On-air messages detail state DNR programs

Got questions about programs and services offered by the S.C. Department of Natural Resources? You might get some answers by listening to your favorite radio station.
           
Where can you sign up for boating safety or hunter education in your area? What is “Take One Make One” and how can you get involved? Why should you recycle oyster shells, and where are the recycling centers located? How can you keep you and your family safe while boating in the cold winter months? Listen and download PSA’s at http://www.dnr.sc.gov/news/Yr2006/audio/psa.html.
           
Answers to dozens of questions such as these make up a public information campaign designed to maximize the use of electronic media, such as radio and TV, in communicating S.C. Department of Natural Resources’ (DNR) messages, according to Mike Willis, DNR spokesman and communications director.
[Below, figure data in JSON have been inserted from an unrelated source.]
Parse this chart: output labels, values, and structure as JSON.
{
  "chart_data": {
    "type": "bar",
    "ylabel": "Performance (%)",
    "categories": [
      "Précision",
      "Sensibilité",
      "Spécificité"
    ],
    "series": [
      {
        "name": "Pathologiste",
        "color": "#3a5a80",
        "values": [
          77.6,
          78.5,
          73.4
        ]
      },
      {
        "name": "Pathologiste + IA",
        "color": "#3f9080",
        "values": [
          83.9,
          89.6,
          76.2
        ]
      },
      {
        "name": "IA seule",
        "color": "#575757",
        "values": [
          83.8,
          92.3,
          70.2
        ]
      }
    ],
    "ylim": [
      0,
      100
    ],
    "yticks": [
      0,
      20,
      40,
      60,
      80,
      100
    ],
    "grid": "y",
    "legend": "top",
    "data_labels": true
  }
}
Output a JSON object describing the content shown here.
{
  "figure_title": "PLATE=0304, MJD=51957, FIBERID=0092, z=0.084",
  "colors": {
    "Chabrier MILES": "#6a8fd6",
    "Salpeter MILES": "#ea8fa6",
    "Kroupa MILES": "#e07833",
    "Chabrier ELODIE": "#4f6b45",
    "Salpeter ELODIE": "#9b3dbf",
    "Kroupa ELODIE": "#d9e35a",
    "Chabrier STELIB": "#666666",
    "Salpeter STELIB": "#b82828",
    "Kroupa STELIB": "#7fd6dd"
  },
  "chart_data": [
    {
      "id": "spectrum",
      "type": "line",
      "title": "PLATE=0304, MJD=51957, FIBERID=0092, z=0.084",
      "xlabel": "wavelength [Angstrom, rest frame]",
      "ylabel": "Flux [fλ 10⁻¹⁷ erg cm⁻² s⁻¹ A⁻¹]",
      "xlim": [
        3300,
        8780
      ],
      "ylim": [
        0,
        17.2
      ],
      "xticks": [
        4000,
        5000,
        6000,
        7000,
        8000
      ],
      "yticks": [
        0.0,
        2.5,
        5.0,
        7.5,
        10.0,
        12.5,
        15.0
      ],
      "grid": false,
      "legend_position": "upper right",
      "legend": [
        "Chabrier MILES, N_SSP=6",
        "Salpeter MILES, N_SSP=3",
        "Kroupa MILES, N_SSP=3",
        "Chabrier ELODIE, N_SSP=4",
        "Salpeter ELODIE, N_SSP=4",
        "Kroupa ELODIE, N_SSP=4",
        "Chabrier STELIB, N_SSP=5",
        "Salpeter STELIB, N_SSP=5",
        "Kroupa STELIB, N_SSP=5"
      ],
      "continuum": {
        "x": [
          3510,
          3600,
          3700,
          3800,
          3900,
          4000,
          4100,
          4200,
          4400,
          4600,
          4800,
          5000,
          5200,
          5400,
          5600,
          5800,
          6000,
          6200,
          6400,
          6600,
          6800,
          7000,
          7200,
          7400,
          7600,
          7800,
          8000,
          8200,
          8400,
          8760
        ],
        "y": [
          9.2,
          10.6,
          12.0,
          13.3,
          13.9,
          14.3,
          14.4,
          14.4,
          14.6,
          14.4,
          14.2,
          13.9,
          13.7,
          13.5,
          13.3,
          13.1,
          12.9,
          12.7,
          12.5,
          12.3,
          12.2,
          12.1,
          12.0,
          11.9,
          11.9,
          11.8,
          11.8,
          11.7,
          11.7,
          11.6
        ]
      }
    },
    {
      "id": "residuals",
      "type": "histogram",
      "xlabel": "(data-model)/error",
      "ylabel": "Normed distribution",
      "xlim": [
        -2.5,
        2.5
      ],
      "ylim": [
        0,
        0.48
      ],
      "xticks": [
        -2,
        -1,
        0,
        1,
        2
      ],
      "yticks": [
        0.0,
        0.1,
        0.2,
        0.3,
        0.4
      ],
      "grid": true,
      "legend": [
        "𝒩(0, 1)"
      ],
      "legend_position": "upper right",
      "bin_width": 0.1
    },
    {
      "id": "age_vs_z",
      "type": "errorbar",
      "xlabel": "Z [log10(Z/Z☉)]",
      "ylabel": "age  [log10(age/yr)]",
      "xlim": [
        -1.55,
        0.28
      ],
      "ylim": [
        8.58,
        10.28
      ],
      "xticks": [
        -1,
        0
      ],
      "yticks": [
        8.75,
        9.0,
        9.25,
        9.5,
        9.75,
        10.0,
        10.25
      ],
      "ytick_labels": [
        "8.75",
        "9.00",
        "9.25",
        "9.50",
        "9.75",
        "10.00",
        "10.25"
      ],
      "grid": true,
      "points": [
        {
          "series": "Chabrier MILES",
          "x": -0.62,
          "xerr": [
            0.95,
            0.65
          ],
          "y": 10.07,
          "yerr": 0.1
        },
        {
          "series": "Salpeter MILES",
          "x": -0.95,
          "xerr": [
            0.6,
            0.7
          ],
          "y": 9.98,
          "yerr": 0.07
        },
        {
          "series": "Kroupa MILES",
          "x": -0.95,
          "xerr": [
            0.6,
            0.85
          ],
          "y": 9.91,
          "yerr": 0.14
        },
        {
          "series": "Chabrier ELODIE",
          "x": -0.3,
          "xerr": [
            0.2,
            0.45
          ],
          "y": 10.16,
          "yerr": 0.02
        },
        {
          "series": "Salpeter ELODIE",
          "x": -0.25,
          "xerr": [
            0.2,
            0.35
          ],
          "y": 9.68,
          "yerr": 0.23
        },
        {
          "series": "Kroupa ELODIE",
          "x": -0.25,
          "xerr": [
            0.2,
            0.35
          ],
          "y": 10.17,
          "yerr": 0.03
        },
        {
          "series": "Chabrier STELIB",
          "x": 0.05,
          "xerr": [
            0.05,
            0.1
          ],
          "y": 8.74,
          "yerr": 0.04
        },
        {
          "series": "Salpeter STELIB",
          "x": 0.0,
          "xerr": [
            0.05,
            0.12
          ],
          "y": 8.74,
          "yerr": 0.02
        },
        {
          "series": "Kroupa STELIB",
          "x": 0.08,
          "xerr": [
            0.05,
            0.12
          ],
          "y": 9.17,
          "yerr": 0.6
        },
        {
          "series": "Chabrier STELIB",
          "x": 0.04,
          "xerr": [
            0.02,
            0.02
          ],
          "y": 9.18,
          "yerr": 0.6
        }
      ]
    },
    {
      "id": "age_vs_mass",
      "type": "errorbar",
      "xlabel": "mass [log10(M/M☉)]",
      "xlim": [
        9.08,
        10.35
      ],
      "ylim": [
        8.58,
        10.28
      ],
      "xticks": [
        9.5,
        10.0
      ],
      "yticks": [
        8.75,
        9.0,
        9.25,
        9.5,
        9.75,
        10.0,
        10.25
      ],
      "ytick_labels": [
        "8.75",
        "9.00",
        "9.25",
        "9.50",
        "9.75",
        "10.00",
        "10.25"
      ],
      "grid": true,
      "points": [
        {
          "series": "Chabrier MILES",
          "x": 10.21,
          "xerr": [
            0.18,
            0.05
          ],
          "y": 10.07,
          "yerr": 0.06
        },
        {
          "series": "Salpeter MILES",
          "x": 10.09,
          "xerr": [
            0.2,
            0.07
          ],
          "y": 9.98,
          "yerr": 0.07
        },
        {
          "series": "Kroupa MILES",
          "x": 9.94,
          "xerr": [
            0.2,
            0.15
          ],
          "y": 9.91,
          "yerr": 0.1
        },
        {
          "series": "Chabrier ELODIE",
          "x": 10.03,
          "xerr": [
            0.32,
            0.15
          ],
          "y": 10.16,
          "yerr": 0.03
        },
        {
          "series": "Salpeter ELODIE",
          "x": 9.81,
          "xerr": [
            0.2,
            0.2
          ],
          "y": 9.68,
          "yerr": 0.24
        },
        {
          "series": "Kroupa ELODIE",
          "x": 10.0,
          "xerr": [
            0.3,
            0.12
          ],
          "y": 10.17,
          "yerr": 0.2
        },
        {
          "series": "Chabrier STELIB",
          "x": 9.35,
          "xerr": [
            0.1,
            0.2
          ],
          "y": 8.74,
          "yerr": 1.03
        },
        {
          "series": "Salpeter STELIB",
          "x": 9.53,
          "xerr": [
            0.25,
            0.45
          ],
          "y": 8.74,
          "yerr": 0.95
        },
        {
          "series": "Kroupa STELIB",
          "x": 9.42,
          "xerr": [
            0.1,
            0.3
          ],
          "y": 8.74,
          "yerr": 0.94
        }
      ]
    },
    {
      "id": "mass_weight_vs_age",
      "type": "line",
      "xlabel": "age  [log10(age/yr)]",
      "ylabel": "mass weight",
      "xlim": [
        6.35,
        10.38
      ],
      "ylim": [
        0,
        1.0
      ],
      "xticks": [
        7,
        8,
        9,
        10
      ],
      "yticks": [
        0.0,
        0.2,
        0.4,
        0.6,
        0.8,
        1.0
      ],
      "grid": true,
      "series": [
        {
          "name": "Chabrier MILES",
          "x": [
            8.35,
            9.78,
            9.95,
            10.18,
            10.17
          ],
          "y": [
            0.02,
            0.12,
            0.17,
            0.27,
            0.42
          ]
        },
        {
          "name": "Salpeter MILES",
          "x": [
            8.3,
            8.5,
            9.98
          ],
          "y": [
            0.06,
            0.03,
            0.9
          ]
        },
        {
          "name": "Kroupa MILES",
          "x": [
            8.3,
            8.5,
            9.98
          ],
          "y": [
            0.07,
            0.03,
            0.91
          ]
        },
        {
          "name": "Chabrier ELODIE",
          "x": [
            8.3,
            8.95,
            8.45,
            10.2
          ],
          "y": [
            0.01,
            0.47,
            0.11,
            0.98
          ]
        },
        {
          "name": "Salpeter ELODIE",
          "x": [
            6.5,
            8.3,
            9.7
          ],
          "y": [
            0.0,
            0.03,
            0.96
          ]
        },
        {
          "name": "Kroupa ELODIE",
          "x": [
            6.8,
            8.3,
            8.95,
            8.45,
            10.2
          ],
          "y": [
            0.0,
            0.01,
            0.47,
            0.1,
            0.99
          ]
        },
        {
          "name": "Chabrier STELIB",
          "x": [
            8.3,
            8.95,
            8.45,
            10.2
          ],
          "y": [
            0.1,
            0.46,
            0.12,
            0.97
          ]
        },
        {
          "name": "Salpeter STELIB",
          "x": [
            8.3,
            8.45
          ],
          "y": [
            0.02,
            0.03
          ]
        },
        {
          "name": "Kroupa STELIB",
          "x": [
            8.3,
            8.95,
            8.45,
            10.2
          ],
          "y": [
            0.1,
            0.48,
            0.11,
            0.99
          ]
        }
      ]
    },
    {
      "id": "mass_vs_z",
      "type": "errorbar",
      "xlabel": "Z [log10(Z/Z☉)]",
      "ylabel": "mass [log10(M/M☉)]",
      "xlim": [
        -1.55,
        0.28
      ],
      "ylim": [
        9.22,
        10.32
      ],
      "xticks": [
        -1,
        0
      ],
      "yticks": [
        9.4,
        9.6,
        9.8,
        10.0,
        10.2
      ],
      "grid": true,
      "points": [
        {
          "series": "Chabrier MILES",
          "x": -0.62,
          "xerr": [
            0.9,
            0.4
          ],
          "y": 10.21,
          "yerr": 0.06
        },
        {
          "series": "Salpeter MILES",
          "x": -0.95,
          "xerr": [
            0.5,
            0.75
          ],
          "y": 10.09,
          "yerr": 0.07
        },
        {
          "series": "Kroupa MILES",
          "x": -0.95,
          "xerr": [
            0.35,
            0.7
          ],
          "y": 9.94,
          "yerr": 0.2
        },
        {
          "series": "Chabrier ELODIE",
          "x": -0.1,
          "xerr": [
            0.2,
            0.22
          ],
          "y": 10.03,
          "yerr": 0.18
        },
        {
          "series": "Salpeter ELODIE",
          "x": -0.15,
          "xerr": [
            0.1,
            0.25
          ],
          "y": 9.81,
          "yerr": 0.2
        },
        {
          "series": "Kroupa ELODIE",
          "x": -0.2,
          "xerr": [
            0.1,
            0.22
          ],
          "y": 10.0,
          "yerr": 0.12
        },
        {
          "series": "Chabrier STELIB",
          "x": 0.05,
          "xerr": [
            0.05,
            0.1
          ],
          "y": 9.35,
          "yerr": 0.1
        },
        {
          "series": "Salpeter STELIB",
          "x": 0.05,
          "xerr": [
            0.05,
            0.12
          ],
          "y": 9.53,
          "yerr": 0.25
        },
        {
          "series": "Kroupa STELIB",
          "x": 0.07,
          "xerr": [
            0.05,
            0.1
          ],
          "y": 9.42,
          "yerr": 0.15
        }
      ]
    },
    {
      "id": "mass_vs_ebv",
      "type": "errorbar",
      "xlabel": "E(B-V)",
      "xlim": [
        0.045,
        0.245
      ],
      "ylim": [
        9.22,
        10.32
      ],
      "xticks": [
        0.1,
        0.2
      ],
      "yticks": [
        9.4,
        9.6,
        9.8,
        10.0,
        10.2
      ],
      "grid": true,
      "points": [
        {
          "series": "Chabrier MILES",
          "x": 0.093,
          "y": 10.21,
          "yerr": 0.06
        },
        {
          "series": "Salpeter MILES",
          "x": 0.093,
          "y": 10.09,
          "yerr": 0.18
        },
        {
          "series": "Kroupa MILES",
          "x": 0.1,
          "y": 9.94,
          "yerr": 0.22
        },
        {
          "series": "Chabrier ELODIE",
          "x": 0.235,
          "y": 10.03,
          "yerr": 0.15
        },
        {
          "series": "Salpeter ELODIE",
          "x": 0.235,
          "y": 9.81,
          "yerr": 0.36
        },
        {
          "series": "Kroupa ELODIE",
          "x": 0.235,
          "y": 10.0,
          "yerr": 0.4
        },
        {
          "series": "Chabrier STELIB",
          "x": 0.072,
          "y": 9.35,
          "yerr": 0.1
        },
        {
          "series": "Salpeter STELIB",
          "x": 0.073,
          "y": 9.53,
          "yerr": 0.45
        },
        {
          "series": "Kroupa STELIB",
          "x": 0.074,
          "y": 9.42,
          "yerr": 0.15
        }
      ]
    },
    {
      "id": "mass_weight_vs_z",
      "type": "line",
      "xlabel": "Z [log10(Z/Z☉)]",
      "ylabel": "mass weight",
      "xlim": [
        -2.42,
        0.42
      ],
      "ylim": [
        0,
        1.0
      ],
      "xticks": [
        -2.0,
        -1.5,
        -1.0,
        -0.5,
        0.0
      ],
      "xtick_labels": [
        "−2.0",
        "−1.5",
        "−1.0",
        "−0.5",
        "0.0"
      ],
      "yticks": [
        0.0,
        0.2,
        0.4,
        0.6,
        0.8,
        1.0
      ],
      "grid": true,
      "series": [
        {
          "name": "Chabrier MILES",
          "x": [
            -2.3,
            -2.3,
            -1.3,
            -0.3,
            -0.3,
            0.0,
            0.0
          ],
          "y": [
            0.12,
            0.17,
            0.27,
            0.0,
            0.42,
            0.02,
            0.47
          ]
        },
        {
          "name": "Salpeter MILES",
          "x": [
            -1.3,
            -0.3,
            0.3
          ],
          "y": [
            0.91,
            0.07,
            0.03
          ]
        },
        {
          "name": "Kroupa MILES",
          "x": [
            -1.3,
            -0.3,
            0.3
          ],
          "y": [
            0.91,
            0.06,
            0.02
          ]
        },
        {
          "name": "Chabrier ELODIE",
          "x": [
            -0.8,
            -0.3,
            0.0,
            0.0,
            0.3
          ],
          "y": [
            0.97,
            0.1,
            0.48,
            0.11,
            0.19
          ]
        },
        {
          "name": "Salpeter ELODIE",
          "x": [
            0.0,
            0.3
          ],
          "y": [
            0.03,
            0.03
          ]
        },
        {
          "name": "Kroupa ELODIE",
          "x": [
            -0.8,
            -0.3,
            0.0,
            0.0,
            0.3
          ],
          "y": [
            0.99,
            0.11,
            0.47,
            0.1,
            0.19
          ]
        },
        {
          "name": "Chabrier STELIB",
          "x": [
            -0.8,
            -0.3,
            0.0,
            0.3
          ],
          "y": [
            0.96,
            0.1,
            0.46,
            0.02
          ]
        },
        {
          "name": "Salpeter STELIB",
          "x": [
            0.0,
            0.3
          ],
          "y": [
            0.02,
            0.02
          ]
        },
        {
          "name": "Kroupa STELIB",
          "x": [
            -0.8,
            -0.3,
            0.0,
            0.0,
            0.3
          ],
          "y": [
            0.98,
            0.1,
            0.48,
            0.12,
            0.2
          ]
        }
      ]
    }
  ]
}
“The public’s use of electronic media as a source of news and information has reached an all-time high and is still growing,” Willis said. “Our public information radio campaign is simply utilizing a medium that is a part of our customers’ everyday lives.”
           
Several factors have contributed to the program’s success. “To begin with, I think we’re producing a quality product,” Willis said. The announcements are recorded in digital audio and printed on compact discs before either being shipped or e-mailed to radio stations statewide. Both 30- and 60-second versions of each public service announcement (PSA) are provided with easy-to-follow scheduling instructions. The naturally intriguing subject matter is also an asset.
           
“The program and public service directors that I’ve talked to are happy to play our PSAs because their listeners find it as useful, interesting information,” Willis said.
           
Part of the agency’s increased public awareness effort, the radio announcements answer the most commonly asked questions about the functions of the DNR. Most use an interview format, with Willis asking department personnel to talk about their areas of expertise.
           
“We have a tremendous amount of talent in this agency,” Willis said. "What I strive for in this series is to put the biologists, scientists, natural resource managers and law enforcement officers out front and let them talk about what they do best.”